Practical Example Scenario
Assume a User Profile service:
API must return profiles quickly → Redis
Other systems must react to profile updates:
- analytics
- audit logging → Kafka
Reading and Writing Cache with Redis
Python (redis-py)
import redis
import json
r = redis.Redis(host="localhost", port=6379, decode_responses=True)
def get_user_profile(user_id):
key = f"user:{user_id}"
cached = r.get(key)
if cached:
return json.loads(cached)
# Simulated DB fetch
profile = {
"id": user_id,
"name": "Alice",
"country": "PT"
}
r.setex(key, 3600, json.dumps(profile))
return profile
This is a classic read-through cache:
- Redis is checked first
- Database is only hit on cache miss
- Cache is populated for subsequent requests
Java (Jedis)
import redis.clients.jedis.Jedis;
import com.fasterxml.jackson.databind.ObjectMapper;
public class UserCache {
private static final ObjectMapper mapper = new ObjectMapper();
public static String getUser(String userId) throws Exception {
try (Jedis jedis = new Jedis("localhost", 6379)) {
String key = "user:" + userId;
String cached = jedis.get(key);
if (cached != null) {
return cached;
}
// Simulated DB fetch
String profileJson = mapper.writeValueAsString(
new User(userId, "Alice", "PT")
);
jedis.setex(key, 3600, profileJson);
return profileJson;
}
}
}
Publishing Events to Kafka on State Change
The important point: 👉 Events are published because state changed, not because Redis was updated.
Python Kafka Producer (confluent-kafka)
from confluent_kafka import Producer
import json
producer = Producer({"bootstrap.servers": "localhost:9092"})
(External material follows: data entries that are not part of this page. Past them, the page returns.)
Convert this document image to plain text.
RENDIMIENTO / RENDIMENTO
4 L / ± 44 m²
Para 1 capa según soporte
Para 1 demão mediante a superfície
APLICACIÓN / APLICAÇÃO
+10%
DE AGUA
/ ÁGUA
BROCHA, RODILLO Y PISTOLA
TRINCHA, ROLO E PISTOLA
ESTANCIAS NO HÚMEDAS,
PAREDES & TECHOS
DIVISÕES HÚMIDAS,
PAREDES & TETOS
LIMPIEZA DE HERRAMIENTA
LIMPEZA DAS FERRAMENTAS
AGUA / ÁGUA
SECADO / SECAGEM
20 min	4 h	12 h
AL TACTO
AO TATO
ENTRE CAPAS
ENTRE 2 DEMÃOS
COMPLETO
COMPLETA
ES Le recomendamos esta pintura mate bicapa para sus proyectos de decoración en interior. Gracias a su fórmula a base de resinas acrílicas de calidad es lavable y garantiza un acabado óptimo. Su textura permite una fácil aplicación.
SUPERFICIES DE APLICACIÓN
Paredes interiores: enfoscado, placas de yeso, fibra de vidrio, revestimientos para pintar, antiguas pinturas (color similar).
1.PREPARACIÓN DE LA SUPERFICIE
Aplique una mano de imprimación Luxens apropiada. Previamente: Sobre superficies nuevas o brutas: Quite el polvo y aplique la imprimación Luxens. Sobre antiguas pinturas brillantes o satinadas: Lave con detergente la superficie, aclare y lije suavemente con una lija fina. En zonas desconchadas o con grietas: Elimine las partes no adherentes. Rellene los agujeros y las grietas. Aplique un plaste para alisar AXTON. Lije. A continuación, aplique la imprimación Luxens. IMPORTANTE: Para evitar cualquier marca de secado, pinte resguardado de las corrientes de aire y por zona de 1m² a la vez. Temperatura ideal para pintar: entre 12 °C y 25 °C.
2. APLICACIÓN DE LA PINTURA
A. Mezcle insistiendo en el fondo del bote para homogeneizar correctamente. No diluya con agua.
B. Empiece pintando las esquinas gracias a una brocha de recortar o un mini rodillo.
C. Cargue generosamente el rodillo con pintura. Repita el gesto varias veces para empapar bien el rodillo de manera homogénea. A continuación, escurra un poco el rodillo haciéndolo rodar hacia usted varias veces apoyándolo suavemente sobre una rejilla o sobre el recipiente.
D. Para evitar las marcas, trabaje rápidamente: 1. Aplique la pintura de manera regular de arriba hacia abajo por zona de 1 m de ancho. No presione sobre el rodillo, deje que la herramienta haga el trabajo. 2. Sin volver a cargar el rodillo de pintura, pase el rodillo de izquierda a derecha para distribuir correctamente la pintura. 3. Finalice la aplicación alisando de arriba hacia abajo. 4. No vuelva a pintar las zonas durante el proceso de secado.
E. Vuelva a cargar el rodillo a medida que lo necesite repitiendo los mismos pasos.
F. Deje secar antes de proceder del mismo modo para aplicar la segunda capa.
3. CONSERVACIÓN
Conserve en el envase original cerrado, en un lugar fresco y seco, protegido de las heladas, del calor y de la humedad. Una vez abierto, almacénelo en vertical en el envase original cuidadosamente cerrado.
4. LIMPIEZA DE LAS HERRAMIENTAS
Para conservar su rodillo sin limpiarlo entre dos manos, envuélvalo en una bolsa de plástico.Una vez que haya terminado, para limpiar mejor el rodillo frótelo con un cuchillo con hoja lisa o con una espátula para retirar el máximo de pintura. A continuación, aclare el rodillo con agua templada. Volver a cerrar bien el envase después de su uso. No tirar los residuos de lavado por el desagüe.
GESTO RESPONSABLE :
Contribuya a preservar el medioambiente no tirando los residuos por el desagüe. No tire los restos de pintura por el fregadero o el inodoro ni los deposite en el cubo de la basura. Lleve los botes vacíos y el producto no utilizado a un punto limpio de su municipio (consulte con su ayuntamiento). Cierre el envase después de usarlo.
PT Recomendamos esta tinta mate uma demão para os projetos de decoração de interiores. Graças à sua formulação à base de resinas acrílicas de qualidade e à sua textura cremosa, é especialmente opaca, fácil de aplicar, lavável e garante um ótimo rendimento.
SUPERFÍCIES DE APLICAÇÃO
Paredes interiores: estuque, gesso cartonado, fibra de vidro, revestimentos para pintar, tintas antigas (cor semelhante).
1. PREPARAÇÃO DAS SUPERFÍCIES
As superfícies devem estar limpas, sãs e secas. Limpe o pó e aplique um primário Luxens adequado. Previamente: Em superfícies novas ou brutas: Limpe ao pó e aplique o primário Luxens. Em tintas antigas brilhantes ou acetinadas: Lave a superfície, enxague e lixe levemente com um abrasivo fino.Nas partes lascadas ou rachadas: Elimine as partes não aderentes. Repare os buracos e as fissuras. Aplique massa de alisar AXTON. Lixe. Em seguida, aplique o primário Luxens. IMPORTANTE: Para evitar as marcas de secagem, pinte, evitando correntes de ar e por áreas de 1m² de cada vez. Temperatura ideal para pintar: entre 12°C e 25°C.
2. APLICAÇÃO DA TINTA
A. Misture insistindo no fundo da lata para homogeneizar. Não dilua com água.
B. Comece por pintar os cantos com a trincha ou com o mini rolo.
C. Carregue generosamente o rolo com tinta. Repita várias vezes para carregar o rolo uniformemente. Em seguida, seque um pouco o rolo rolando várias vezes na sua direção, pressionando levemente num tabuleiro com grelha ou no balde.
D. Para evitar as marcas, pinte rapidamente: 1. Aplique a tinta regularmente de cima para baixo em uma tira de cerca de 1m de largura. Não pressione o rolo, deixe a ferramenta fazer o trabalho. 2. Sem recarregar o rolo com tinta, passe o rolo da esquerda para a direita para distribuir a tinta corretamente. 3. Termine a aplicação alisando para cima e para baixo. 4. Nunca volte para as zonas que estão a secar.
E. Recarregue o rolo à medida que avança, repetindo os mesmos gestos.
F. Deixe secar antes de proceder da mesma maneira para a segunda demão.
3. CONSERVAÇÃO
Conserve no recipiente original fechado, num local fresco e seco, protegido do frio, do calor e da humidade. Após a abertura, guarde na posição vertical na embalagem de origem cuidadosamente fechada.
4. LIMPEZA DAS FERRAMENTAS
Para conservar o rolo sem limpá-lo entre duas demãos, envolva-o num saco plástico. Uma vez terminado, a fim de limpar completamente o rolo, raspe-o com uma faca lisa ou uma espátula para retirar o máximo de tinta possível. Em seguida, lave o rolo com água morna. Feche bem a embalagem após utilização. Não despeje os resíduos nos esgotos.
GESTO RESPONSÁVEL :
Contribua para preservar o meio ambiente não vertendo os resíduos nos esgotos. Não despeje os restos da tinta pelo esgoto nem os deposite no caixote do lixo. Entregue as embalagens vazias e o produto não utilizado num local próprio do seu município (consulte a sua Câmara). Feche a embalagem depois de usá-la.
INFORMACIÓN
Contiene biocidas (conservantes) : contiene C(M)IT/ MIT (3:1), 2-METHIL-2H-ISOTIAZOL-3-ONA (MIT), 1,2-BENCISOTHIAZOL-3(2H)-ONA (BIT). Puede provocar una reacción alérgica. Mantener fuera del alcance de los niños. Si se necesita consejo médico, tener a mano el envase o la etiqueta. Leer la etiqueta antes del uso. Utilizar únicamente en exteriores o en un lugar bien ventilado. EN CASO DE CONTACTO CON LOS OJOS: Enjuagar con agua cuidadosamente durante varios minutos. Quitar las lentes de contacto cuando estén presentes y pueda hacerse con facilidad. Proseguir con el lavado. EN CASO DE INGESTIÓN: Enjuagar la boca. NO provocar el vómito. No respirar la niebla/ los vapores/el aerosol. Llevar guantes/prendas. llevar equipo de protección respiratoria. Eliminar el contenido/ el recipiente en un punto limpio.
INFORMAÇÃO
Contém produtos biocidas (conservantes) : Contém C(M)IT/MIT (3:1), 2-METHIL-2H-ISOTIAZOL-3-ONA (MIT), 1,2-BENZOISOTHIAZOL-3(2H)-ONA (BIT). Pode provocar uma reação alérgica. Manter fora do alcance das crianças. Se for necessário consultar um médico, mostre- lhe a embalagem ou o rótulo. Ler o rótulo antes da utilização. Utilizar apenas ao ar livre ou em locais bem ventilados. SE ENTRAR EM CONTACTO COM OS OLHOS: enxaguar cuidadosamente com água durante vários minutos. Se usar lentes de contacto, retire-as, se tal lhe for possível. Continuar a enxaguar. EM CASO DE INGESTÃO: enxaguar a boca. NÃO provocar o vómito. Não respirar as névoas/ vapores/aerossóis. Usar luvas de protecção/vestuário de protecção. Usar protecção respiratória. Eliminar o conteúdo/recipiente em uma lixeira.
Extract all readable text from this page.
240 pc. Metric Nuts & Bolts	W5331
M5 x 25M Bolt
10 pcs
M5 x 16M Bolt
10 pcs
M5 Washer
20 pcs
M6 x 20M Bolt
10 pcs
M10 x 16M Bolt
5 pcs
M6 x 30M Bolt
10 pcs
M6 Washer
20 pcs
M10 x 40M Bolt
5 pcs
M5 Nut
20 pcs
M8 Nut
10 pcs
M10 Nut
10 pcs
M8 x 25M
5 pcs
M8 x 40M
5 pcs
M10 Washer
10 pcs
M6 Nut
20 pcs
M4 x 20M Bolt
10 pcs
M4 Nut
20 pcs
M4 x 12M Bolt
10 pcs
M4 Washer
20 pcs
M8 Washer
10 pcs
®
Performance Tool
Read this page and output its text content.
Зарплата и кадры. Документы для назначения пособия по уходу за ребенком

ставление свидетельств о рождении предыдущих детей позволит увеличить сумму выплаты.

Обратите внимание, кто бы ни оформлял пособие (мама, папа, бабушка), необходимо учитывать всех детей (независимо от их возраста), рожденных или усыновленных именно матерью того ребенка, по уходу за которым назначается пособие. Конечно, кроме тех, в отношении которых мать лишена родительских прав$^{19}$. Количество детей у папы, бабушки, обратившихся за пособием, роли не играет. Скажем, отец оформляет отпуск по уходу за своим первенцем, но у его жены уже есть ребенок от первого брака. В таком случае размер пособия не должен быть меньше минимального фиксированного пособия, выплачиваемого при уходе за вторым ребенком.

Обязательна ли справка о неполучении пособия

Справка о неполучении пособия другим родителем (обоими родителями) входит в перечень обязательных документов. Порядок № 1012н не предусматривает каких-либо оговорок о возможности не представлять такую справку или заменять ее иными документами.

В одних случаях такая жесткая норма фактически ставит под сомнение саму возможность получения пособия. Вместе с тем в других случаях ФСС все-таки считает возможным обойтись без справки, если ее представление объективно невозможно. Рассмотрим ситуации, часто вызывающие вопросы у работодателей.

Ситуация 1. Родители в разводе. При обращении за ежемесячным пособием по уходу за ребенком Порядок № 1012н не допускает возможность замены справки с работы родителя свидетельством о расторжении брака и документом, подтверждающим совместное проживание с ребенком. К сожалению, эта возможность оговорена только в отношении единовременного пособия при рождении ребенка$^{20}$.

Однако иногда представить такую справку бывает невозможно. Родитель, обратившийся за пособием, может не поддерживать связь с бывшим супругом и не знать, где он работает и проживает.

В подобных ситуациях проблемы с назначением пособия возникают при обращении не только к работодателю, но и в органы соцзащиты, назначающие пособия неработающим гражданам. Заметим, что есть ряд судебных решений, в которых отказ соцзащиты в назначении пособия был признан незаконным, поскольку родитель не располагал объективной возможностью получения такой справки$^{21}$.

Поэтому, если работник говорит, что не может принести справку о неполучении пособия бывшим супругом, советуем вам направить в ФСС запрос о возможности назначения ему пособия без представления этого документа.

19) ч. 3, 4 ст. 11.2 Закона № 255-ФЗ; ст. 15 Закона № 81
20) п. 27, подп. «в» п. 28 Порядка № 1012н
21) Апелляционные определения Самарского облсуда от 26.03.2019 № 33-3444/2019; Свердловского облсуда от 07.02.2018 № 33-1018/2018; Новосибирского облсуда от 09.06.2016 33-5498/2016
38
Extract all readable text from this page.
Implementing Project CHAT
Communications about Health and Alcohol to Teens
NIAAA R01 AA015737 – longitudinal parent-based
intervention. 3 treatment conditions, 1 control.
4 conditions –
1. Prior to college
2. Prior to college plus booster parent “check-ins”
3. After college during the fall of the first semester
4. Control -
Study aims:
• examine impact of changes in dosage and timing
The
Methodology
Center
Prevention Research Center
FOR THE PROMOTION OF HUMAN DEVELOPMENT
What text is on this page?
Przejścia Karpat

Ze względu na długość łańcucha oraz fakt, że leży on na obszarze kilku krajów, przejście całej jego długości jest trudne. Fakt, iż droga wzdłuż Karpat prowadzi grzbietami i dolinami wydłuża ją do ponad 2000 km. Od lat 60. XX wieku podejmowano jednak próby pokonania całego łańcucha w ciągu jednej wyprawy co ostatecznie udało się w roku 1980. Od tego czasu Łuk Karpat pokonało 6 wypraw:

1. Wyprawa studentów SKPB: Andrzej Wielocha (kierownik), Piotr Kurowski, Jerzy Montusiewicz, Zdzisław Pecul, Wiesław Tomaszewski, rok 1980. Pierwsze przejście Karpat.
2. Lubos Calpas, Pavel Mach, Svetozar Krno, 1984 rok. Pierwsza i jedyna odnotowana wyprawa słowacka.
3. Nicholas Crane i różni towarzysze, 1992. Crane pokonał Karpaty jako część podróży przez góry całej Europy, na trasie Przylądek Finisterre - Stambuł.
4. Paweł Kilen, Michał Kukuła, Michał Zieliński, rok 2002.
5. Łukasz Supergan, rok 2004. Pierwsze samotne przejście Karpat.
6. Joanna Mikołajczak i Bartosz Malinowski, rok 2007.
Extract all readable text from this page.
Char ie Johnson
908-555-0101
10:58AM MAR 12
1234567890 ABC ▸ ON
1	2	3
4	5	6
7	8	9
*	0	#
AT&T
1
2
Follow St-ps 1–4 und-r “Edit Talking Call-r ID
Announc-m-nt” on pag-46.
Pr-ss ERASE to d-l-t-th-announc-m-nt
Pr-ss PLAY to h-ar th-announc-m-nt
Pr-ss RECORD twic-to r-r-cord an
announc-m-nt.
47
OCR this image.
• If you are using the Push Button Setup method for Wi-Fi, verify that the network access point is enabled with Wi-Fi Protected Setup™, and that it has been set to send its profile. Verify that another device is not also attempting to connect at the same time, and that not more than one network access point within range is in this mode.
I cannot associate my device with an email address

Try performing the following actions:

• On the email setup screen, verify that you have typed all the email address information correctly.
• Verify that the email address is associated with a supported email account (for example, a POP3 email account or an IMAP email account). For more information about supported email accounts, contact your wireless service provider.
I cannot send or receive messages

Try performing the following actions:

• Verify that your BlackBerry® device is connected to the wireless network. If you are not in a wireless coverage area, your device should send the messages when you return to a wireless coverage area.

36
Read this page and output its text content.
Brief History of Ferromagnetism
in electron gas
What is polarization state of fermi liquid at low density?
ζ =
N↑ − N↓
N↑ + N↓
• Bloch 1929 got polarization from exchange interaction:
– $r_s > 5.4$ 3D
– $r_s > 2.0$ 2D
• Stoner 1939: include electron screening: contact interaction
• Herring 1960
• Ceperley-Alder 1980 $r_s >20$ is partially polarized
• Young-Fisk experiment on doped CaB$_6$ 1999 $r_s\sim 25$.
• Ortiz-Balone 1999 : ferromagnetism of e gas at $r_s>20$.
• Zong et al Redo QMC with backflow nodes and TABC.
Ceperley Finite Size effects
def publish_user_updated(user):
event = {
"type": "UserUpdated",
"userId": user["id"],
"payload": user
}
producer.produce(
topic="user-events",
value=json.dumps(event)
)
producer.flush()
This event announces:
“The user profile changed”
It does not instruct consumers what to do.
Java Kafka Producer
import org.apache.kafka.clients.producer.*;
import java.util.Properties;
public class UserEventProducer {
public static void publish(String payload) {
Properties props = new Properties();
props.put("bootstrap.servers", "localhost:9092");
props.put("key.serializer", "org.apache.kafka.common.serialization.StringSerializer");
props.put("value.serializer", "org.apache.kafka.common.serialization.StringSerializer");
Producer<String, String> producer = new KafkaProducer<>(props);
producer.send(
new ProducerRecord<>("user-events", payload)
);
producer.close();
}
}
Consuming the Event in Other Applications
Consumers react independently.
Examples:
- invalidate their own cache
- update a search index
- write audit logs
- trigger notifications
Python Kafka Consumer
from confluent_kafka import Consumer
import json
consumer = Consumer({
"bootstrap.servers": "localhost:9092",
"group.id": "analytics-service",
"auto.offset.reset": "earliest"
})
consumer.subscribe(["user-events"])
while True:
msg = consumer.poll(1.0)
if msg is None:
continue
if msg.error():
continue
event = json.loads(msg.value())
print("Received event:", event)
Java Kafka Consumer
import org.apache.kafka.clients.consumer.*;
import java.time.Duration;
import java.util.Collections;
import java.util.Properties;
public class UserEventConsumer {
public static void main(String[] args) {
Properties props = new Properties();
props.put("bootstrap.servers", "localhost:9092");
props.put("group.id", "email-service");
props.put("key.deserializer", "org.apache.kafka.common.serialization.StringDeserializer");
props.put("value.deserializer", "org.apache.kafka.common.serialization.StringDeserializer");
KafkaConsumer<String, String> consumer =
new KafkaConsumer<>(props);
consumer.subscribe(Collections.singletonList("user-events"));
while (true) {
ConsumerRecords<String, String> records =
consumer.poll(Duration.ofMillis(100));
for (ConsumerRecord<String, String> record : records) {
System.out.println("Processing: " + record.value());
}
}
}
}
Key Takeaways
- Redis and Kafka do not integrate directly
- Redis accelerates current state access
- Kafka distributes state changes
- The application layer coordinates both
- Consumers stay decoupled and scalable
This combination works not because Redis and Kafka are special together, but because state and events are fundamentally different concerns — and both are required in non-trivial systems.